Вот те на. Векселя. Придется ему, что ли, изображать кого-то, чтобы получить по ним деньги? Всю жизнь ему, что ли, мотаться в костюме из акульей кожи от должника к должнику и вытрясать из них долги? Это ж прям работа, а не волшебство, но все же путь к деньгам, хоть и извилистый. Солдат глянул на учтивого пса. «Твоя взяла», — сказал солдат, но карманы векселями все-таки набил. Пес башкой покачал, и внутри у шаров пошел снег и осел на Статуе Свободы и Великой китайской стене, видимой словно бы издалека. Но тут громадные песьи веки смежились, и свет померк.

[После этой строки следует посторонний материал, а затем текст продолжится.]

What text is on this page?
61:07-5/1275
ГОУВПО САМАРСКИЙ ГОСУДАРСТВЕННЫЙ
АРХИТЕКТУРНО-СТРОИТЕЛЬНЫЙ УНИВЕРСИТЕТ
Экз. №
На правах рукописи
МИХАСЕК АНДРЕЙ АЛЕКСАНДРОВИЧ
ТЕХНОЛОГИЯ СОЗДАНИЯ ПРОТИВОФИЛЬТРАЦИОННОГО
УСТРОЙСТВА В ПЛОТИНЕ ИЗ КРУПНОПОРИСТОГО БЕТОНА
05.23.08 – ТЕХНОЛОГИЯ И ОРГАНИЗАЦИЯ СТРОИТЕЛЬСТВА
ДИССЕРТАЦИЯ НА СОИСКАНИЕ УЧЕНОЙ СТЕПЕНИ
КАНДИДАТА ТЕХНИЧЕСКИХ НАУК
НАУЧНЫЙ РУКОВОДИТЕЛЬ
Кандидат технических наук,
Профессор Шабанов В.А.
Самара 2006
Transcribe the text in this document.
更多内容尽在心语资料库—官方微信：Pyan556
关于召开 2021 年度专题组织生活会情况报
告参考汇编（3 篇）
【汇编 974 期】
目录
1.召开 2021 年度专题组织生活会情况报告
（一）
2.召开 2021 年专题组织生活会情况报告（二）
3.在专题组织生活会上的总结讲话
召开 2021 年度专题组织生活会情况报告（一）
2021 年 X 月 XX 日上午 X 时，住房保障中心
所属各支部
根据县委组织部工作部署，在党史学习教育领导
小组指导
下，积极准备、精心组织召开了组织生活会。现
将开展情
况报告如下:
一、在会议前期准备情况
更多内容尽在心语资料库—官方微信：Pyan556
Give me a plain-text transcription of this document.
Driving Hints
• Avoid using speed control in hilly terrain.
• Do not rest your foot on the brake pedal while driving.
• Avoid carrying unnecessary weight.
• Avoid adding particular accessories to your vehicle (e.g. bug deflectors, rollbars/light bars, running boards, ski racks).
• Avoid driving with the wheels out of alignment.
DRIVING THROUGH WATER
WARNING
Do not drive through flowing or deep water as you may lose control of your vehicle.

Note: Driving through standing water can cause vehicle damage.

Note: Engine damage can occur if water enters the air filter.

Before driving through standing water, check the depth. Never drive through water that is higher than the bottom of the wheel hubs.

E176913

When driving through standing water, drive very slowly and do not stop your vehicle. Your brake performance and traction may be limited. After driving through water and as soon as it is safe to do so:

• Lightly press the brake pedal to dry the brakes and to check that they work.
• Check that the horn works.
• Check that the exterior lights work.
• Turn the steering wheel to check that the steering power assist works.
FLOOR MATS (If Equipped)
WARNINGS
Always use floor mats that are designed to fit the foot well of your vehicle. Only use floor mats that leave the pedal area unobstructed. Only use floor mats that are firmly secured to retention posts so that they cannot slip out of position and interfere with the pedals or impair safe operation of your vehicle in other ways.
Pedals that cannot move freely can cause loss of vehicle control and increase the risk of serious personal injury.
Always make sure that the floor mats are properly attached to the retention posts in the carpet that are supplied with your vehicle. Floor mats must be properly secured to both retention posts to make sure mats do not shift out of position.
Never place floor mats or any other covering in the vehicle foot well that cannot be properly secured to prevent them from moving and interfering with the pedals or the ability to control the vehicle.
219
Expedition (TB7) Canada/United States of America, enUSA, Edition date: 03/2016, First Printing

Солдат растерялся и рассердился, почуял, будто его предали. Впотьмах запаниковал. Потянулся было подергать за веревку, собрался уже подняться да высказать все ведьме, но тут келья посветлела — на сей раз снизу, тугими веерными столбами, как из-под тени взлетающего самолета, и вздыбился перед ним пес еще громадней, еще синее; этот пробудился бурчливо ото сна, зевая и потягиваясь, здоровенные лопатки зашевелились будто горы во времени, а глаза огромные, все равно что купол у капитолия, и волшба светилась из-под век, а те поднялись — и света прибавилось. Этот пес был такой великий, что голова его уперлась в свод, но и келья точно раздалась вся, чтобы вместить его и глаза его, и солдата пробрало дрожью до самых сапог. Ум у него опустел, и лишь по счастливой — или божественной — случайности моргнул он.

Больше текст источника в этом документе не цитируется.